Nur die Dienstmagd Alma DeGeer Dunahew, deren schöne, verführerische Schwester Ruby ebenfalls in den Flammen umkam, lassen die Ereignisse jenes Sommers all die Jahre nicht mehr los, denn sie will nicht an einen tragischen Unglücksfall glauben und möchte das offensichtliche Verbrechen aufgeklärt sehen.
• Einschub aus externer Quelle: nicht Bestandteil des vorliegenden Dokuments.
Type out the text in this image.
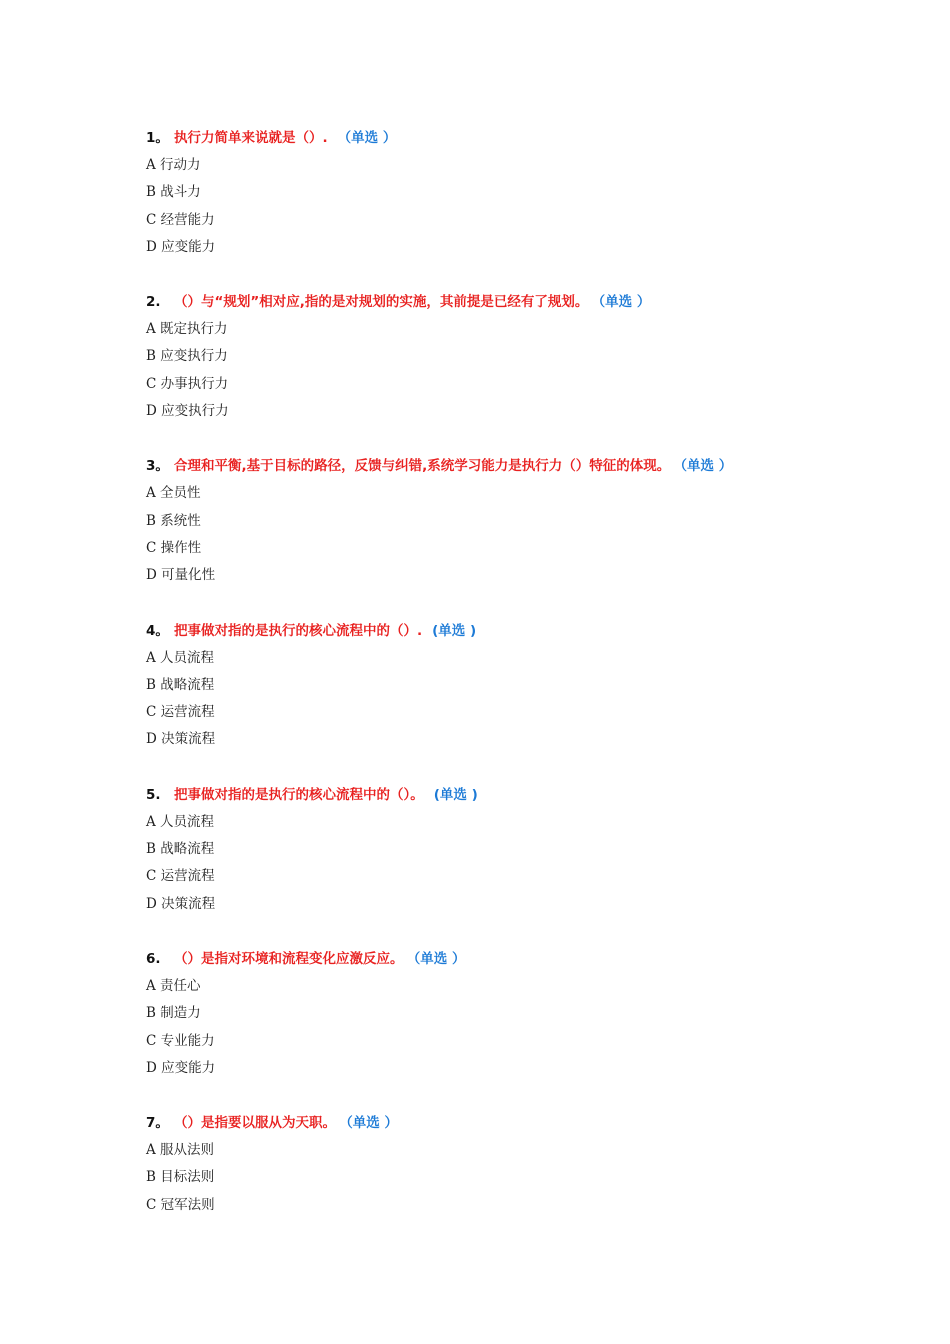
1。 执行力简单来说就是（）. （单选 ）
A 行动力
B 战斗力
C 经营能力
D 应变能力
2. （）与“规划”相对应,指的是对规划的实施，其前提是已经有了规划。 （单选 ）
A 既定执行力
B 应变执行力
C 办事执行力
D 应变执行力
3。 合理和平衡,基于目标的路径，反馈与纠错,系统学习能力是执行力（）特征的体现。 （单选 ）
A 全员性
B 系统性
C 操作性
D 可量化性
4。 把事做对指的是执行的核心流程中的（）. (单选 )
A 人员流程
B 战略流程
C 运营流程
D 决策流程
5. 把事做对指的是执行的核心流程中的（）。 (单选 )
A 人员流程
B 战略流程
C 运营流程
D 决策流程
6. （）是指对环境和流程变化应激反应。 （单选 ）
A 责任心
B 制造力
C 专业能力
D 应变能力
7。 （）是指要以服从为天职。 （单选 ）
A 服从法则
B 目标法则
C 冠军法则
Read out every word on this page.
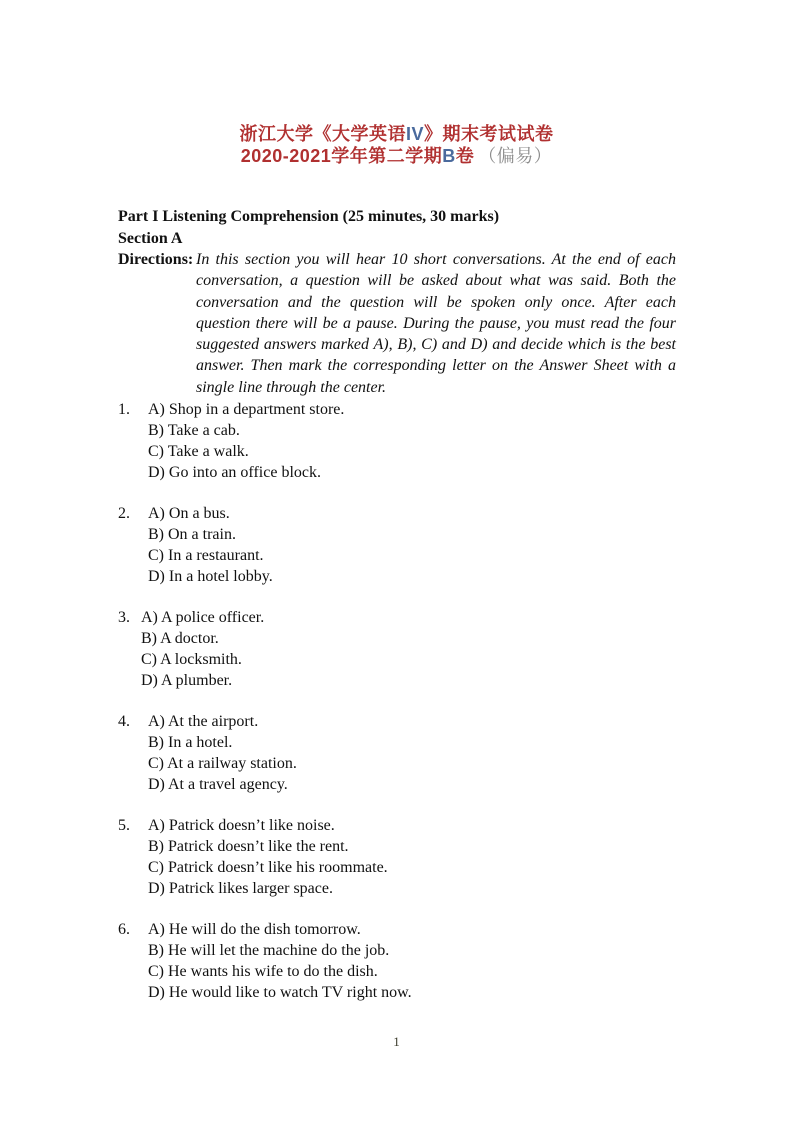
浙江大学《大学英语IV》期末考试试卷
2020-2021学年第二学期B卷 （偏易）
Part I Listening Comprehension (25 minutes, 30 marks)
Section A
Directions: In this section you will hear 10 short conversations. At the end of each conversation, a question will be asked about what was said. Both the conversation and the question will be spoken only once. After each question there will be a pause. During the pause, you must read the four suggested answers marked A), B), C) and D) and decide which is the best answer. Then mark the corresponding letter on the Answer Sheet with a single line through the center.

1.	A) Shop in a department store.
B) Take a cab.
C) Take a walk.
D) Go into an office block.
2.	A) On a bus.
B) On a train.
C) In a restaurant.
D) In a hotel lobby.
3. A) A police officer.
B) A doctor.
C) A locksmith.
D) A plumber.
4.	A) At the airport.
B) In a hotel.
C) At a railway station.
D) At a travel agency.
5.	A) Patrick doesn’t like noise.
B) Patrick doesn’t like the rent.
C) Patrick doesn’t like his roommate.
D) Patrick likes larger space.
6.	A) He will do the dish tomorrow.
B) He will let the machine do the job.
C) He wants his wife to do the dish.
D) He would like to watch TV right now.
1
Durch ihre unerwünschte, hartnäckige Wahrheitssuche bringt Alma sich und ihre Kinder immer mehr ins gesellschaftliche Abseits, wird arbeitslos und als Verrückte weggesperrt. Erst vierzig Jahre später wird sie ihrem Enkel Alek enthüllen, was sich in ihren Augen in jener Sommernacht wirklich zugetragen hat. 
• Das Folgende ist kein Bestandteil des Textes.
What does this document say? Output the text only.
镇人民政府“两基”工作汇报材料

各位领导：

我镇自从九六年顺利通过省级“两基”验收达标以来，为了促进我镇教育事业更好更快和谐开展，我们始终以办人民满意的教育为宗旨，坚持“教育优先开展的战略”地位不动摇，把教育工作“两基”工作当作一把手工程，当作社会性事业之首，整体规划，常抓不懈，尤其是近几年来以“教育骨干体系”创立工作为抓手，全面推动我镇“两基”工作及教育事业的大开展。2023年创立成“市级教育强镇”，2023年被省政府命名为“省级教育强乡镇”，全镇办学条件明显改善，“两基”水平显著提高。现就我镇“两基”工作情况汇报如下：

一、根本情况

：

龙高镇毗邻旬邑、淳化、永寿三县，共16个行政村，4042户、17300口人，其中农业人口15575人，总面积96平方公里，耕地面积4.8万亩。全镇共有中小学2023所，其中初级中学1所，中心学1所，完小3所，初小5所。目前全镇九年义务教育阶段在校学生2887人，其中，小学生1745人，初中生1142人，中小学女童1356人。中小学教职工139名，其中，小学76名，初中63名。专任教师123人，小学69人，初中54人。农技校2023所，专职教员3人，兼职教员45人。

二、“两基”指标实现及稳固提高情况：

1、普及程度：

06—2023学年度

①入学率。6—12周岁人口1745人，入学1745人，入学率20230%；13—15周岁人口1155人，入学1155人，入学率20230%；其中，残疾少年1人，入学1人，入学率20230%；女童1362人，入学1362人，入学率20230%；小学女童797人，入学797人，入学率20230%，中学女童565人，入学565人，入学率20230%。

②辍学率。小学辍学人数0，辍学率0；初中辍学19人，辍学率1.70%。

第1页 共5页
Als ein großartiger Erzähler erweist sich der amerikanische Autor Daniel Woodrell auch in seinem herausragenden neuen Roman, für den er verdientermaßen im Juli den renommierten Literaturpreis Chicago Tribune Heartland Prize 2014 in der Kategorie „Fiction“ erhalten hat.


Stil und Sprache
Im Mittelpunkt des Romans steht die unaufgeklärte Brandkatastrophe während einer Tanzveranstaltung 1929 in der Arbor Dance Hall in dem fiktiven Kleinstädtchen West Table, das im Hinterland Missouris gelegen ist. Die Ereignisse werden nicht chronologisch und aus immer wieder wechselnden Perspektiven erzählt. So lässt der Autor den Roman im Jahre 1965 mit Almas 12-jährigen Enkel Alek beginnen, der als Ich-Erzähler über die Tragödie berichtet, wie er sie von seiner alten, recht sonderlichen Großmutter erstmals erfahren hat - "eine aufregende Geschichte mit Feuer, vielen Toten, vielen Verdächtigen und wenigen Fakten, ein großes Verbrechen oder ungeheures Missgeschick, ein nicht enden wollendes Rätsel, das sie gelöst zu haben glaubte" (S. 13).
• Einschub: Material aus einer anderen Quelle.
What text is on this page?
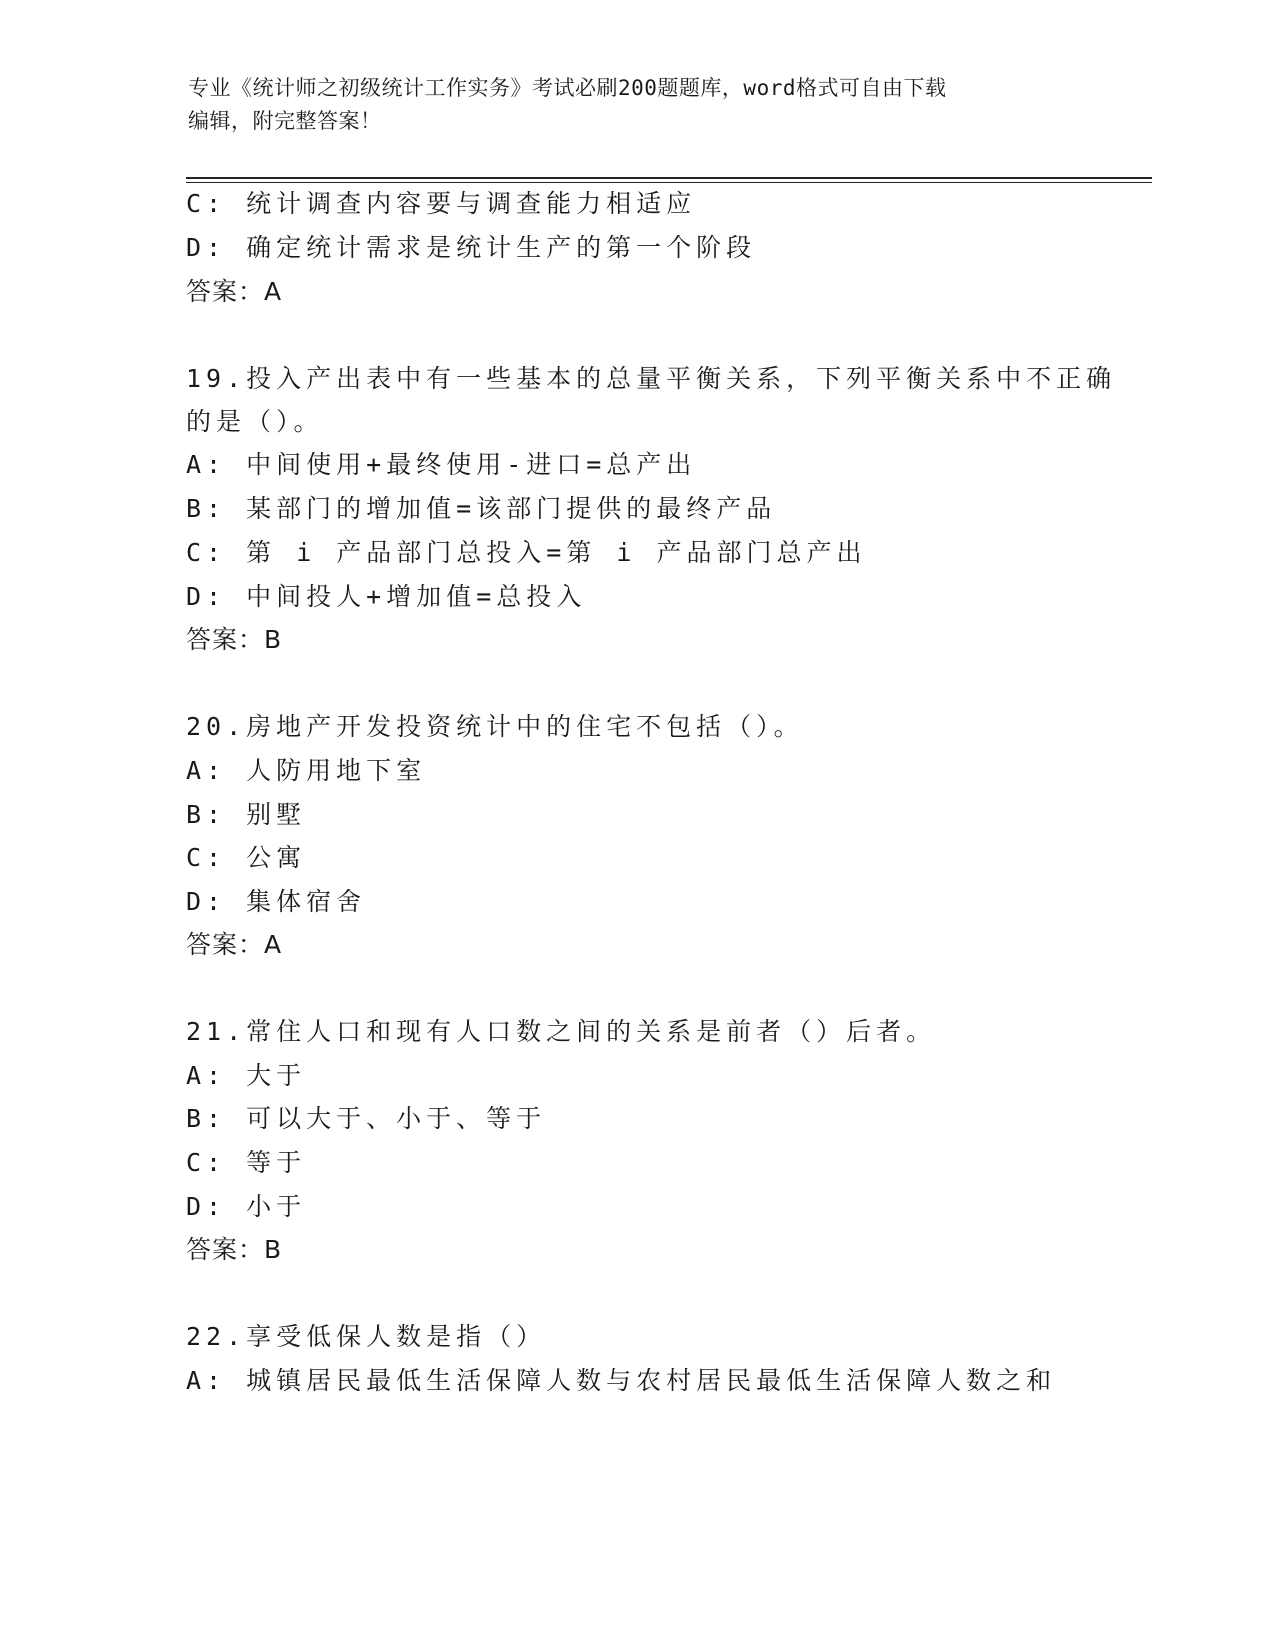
专业《统计师之初级统计工作实务》考试必刷200题题库，word格式可自由下载
编辑，附完整答案！
C: 统计调查内容要与调查能力相适应
D: 确定统计需求是统计生产的第一个阶段
答案：A
19.投入产出表中有一些基本的总量平衡关系，下列平衡关系中不正确
的是（）。
A: 中间使用+最终使用-进口=总产出
B: 某部门的增加值=该部门提供的最终产品
C: 第 i 产品部门总投入=第 i 产品部门总产出
D: 中间投人+增加值=总投入
答案：B
20.房地产开发投资统计中的住宅不包括（）。
A: 人防用地下室
B: 别墅
C: 公寓
D: 集体宿舍
答案：A
21.常住人口和现有人口数之间的关系是前者（）后者。
A: 大于
B: 可以大于、小于、等于
C: 等于
D: 小于
答案：B
22.享受低保人数是指（）
A: 城镇居民最低生活保障人数与农村居民最低生活保障人数之和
Äußerst raffiniert hat Daniel Woodrell seine faszinierende Geschichte angelegt. Literarischen Indizien gleich präsentiert er in seinem Roman zunächst unwichtig erscheinende Episoden, die um die Katastrophe, die damaligen Opfer und ihre Hinterbliebenen kreisen, portraitiert sehr einfühlsam Bürger des Ortes und wirft Schlaglichter auf interessante Facetten und aufschlussreiche Fakten. Hierbei bleibt er ein völlig neutraler Erzähler und überlässt es komplett dem Leser nach und nach die richtigen Schlüsse aus den zusammengetragenen Einzelheiten zu ziehen und den rätselhaften Vorgängen auf die Spur zu kommen. Bis zum überraschenden Ende ist es ihm auf geniale Weise gelungen die Spannung auf einem hohen Niveau zu halten.

Woodrell versteht es meisterlich, die verschiedenen Schicksalsfäden allmählich zusammenlaufen zu lassen und die vielen kleinen Details zu einer bewegenden Geschichte zu verdichten bis schließlich die bittere Wahrheit zu Tage tritt. Mit wenigen präzisen Worten entwirft er ein atmosphärisch dichtes und sehr realistisches Bild vom Leben und Treiben der Bürger und dem eigentümlichen Mikrokosmos jener Kleinstadt, den sozialen Hierarchien jener Epoche und erlaubt dem Leser darüber hinaus einen sehr verstörenden Einblick in die unfassbaren Abgründe der menschlichen Seele.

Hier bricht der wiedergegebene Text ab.